Image par Richard Reid de Pixabay La doctrine MAGA
Image par Richard Reid de Pixabay

Elise Bernard, docteur en droit public et enseignante à Sciences-Po Aix et à l'ESSEC, décrypte chaque lundi sur Euradio les implications concrètes de l'État de droit dans notre actualité et notre quotidien. Ses analyses approfondies, publiées sur la page Europe Info Hebdo, offrent un éclairage précieux sur ce pilier fondamental de l'Union européenne.

La vision d’un État de droit s’attache à un ordre mondial pacifié et sécurisé, c’est pour cela que l’Union européenne privilégie les organisations internationales traditionnelles, mais comment réagir à ces appels à un nouvel ordre mondial ?

C’est vrai Laurence que malgré des désaccords souvent difficiles à surmonter, la gouvernance de l’Union est finalement plus stable que celles de certains États… et c’est peut être dû à son “interétaticité”. Dés décisions plus longues à prendre, certes, mais surtout plus en phase avec des attentes parfois divergentes.

L’Union tient bon, on dirait, mais on se pose la question par rapport à l’OTAN avec les ambitions et déclarations fracassantes de l’administration Trump !

Oui, l’Europe est encore liée à l’Alliance atlantique et à l’heure où le lien transatlantique est au plus mal, il est difficile d’imaginer une alternative à l’OTAN.

Mais les Européens y tiennent. Au Conseil européen organisé par Chypre, Giorgia Meloni, pourtant proche de Donald Trump, insiste sur la nécessité de rester unis dans cette Alliance.

Donald Trump a quand même menacé d’exclure l’Espagne de l’OTAN.

Encore des mots ! Aucune disposition du traité de Washington de 1949 ne prévoit la suspension d’un État. Il est aussi admis qu’aucune décision ne peut se prendre à ce niveau sans unanimité entre les États membres.

Les États-Unis seuls ne peuvent donc pas décider de mettre fin à l’Alliance militaire !

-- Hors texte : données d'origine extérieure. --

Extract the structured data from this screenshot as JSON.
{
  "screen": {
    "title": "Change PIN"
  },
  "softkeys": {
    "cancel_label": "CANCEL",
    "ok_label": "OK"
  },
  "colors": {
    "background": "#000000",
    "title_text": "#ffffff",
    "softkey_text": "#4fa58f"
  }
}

En fait, cette multiplication de décisions impulsives et présentées comme efficaces de l’exécutif états-unien donnent de plus en plus l’impression d’un colosse aux pieds d’argile. L’ère du bluff arrive peut-être à son terme.

Oui parce que finalement, toutes les actions en provenance de Washington ne permettent aucune construction tangible.

Pour l’instant, ce que l’on constate ce sont des tentatives incessantes de sabotage de la construction européenne, mais aussi de la justice pénale internationale ! toutes ces constructions internationales ont été imaginées pour garantir la paix mais, visiblement, elles sont en contradiction avec l’agenda élaboré à Washington - qui apparaît de plus en plus personnel.

La doctrine MAGA envisage donc l’amélioration de son pays en causant du tort à tous ceux qui le dérangent.

Oui on dirait ! mais je ne suis pas sûre que cela assure la stabilité gouvernementale et un rôle de leader sur la scène internationale.

Un entretien réalisé par Laurence Aubron.